Is there anything harder than seeing your child excluded from activities with other children?
Watching your child be excluded from the group, the party or the class is so painful that it is almost unbearable. How do you cope? I wish there was an easy answer but there just isn’t. It is a feeling that is universal.
Sure there are worse things, but it hurts to your very core to watch your child hurt by other children. To see them left out of fun activities. Whether it’s a birthday party, playgroup, or any social event, it feels unbearably lonely. For you and for them!
As a parent, you are hurt more by your child’s disappointment than your own. And you enjoy their successes much more than your own. Every emotion is heightened with your children. Maybe it’s that you understand the stakes are so high or maybe it is just that deep connection between parent and child.

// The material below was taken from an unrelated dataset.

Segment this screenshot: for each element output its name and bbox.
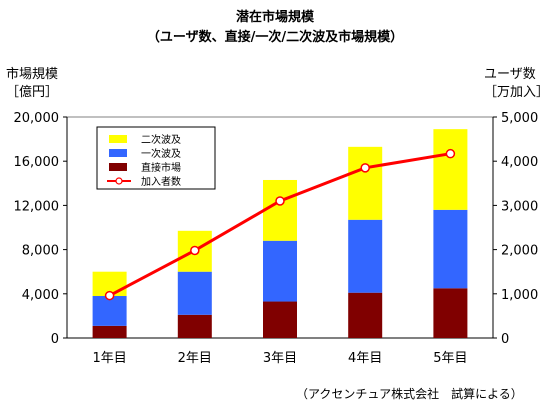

When my son was about 5, he sometimes played with a small group of kids outside in our neighborhood. One day he came back inside crying. The other children had gone into a house to play, but he was not allowed to come inside. He watched them from the glass beside the front door.
I honestly thought my heart would break. My husband and I decided to go down to the house and talk with the parents. I held back my tears as we walked a few houses down.
When we arrived, the mother came to the door. We explained that we needed to understand why he was not allowed to come in with the other children. We were calm and explained that we really were trying to help him be more appropriate in social settings. That we hoped she would help us, help him.
Of course, I did not manage to hold back the tears as I talked to her. She explained that he was just too unpredictable and too impulsive. She felt nervous with him inside. We thanked her for the information and returned home.
Part of me wanted to punch her in the face and tell her she was a monster for hurting my child. But part of me also understood how hard he could be to manage. It was the same conflict I would feel again many times in the future when I sought understanding from other parents. I knew why they couldn’t or wouldn’t give me that understanding.
Was I giving them an out too easily or was I expecting more than I should from them? They didn’t have to be capable of managing a difficult child and having the patience to spend extra time helping a child not their own. I had an infinite understanding of a child with behavior problems, but I couldn’t expect the same from parents that did not have those same challenges.
While many parents might drop off a child at a birthday party and have an hour or two of freedom, I could not afford myself that luxury. Unknowing parents would tell me to leave, but I knew that was not a safe choice. I might have to settle a dispute, calm him down if he became over-excited or angry, or remove him briefly from the other kids if he got overstimulated.
I had a party for him when he was about 6 and invited some of the kids from his EBD classroom to the party. Each mother came and planned to stay, but I gently explained that while I understood their need to stay, it wasn’t necessary. I reassured them that helping their child through a meltdown did not mean I saw them as deficient parents or their child as bad or broken.
We played putt-putt, and one little boy could not cope with doing the holes out of order. He was prepared to go to the next hole and screamed and became totally stiff every time we moved around the course instead of going to the next hole. I calmly picked him up at each and carried him to the hole where we were directed. People around me were horrified, but I was not. I understood his discomfort and was able to ignore the stares and comments that came my way.
Stares and judgmental comments become a part of every day when you have a child who has vocal and loud outbursts in public places.
My stress level and fatigue always played a big role in how I managed those meltdowns. If I was calm and rested, I was able to cope relatively easily. If I was frustrated or tired, it usually didn’t end well. Random comments from strangers never helped in either case, but they were frequent and often harsh.
Seeing your child in pain will bore a hole in your heart. If your child has behavior issues or social interaction problems, that pain will be frequent and real. Your child will be excluded and other parents will be quick to judge and gossip. They never realize they are using your perceived failures as a parent to make themselves feel superior or successful at parenting. I wish I could say that they do less of that as your child becomes older but sadly, they do not.
You will find, very rarely, a sympathetic mom or dad that will see you as a struggling parent, not a failing parent. They will see some of the many good qualities your child has and make attempts to help and support you. Hold on tight to those precious friends. They are a lifesaver for you and your child.